The U.S. and the EU must recognize the YPG's organic ties with the PKK, which they have designated as a terrorist group



It is impossible to understand the reaction arising from the modern world to Turkey's operation against terrorist elements in northern Syria.

We are not just talking about condemnations. Threats of embargoes have been arising from countries that have been our allies in NATO since World War II and our economic and political partners in the EU accession process.

Let us take a look at the reasons for these reactions.

First, the People's Protection Units (YPG)/Democratic Union Party (PYD), which Turkey is staging an operation against, is a terrorist organization. It is responsible for acts of terrorism against civilians in the region and in Turkey. They are the Syrian branch of the PKK, which has been operating in Turkey for 40 years and is recognized as a terrorist organization by many states, including the U.S. and Germany. The leadership, managers and human resources of the two structures are the same. The Damascus regime, which is legally the sovereign of Syrian territory, recently informed the U.N. that it recognizes the YPG as a terrorist organization. Let us look at what U.S. Republican Sen. Lindsey Graham, who today opposes Turkey's operation against the PKK-YPG, said about the aforementioned organic relationship at a congressional session in 2015:

"Is it as surprising to you that the Turks may be upset with us by arming the YPG in Syria since they're so closely aligned with the PKK?... I just got back from Turkey. They are not okay with this. They think this is the dumbest idea in the world and I agree with them... If you're wondering why Turkey's a little upset we're arming people inside of Syria aligned with the terrorist group that's finding the Turkish government... Turkey could do more but I think this whole concept is quite frankly absurd."
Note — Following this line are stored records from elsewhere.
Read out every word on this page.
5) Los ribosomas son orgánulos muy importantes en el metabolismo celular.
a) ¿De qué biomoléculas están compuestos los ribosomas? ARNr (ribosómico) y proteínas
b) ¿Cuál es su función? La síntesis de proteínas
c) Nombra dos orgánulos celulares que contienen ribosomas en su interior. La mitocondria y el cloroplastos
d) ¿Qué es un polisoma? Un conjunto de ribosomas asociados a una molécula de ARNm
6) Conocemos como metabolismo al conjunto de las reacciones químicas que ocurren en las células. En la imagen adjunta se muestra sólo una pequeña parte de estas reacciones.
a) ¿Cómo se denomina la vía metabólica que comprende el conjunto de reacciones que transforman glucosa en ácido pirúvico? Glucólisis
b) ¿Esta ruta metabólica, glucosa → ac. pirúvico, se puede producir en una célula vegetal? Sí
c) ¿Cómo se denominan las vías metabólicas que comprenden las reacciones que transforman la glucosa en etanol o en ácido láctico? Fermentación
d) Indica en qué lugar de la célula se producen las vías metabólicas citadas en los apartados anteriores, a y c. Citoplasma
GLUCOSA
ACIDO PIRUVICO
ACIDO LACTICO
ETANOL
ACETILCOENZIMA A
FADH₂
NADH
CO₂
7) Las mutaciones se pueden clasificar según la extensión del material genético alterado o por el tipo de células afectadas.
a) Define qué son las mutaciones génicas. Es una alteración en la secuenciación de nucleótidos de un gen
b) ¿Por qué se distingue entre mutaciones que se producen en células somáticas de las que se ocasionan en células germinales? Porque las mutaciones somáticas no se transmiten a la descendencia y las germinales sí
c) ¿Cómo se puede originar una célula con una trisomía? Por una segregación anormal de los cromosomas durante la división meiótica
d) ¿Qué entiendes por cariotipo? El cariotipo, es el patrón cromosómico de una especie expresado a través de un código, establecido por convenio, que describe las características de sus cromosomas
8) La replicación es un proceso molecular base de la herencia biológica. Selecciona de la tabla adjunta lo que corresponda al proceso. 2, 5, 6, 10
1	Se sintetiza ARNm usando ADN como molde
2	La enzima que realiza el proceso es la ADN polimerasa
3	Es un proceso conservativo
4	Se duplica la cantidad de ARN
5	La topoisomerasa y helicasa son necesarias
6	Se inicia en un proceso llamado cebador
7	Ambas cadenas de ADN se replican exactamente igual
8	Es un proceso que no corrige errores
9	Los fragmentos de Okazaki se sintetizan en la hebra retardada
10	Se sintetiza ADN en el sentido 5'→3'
Meanwhile, as opposed to what is claimed, the PKK-YPG has no demographic representation in the areas it seized where Turkey is carrying out an operation now. The fact that 300,000 Kurds fleeing the Syrian civil war fled not to areas dominated by the PKK, but to Turkey, where millions of Kurds live as equal citizens, is the clearest indication of this. In other words, Turkey's Operation Peace Spring is not against an ethnic group, but against a terrorist organization.

Turkey's operation in northern Syria is a legitimate right granted to the country by NATO. In addition, some bilateral agreements, such as the Adana Accord signed between Turkey and Syria in 1998, give Ankara the right to cross-border operations to combat terrorism. It is not clear on what legal grounds dozens of Western countries, including the U.S. and France, which strongly oppose Turkey's presence in the region, have troops in Syria today.

The claim that the YPG is a structure fighting Daesh is a myth. The YPG is a terrorist organization that is just a secular version of Daesh. The fact that they have now released Daesh terrorists they held in jails as a trump card over the Turkish Armed Forces' (TSK) operation, as they did earlier in Raqqa, is evidence of this. In contrast, Turkey, which has lost hundreds of its citizens in acts of terrorism by Daesh, is the state staging the most effective fight against the organization in the region. Turkey has stopped nearly 8,000 Daesh terrorists trying to enter Syria from various parts of the world, especially Europe, as well as neutralizing thousands of them in military operations.

Should the U.S. and Europe not have at least one legal, logical or humanitarian justification to oppose the operation by their ally, Turkey, against the terrorist organization?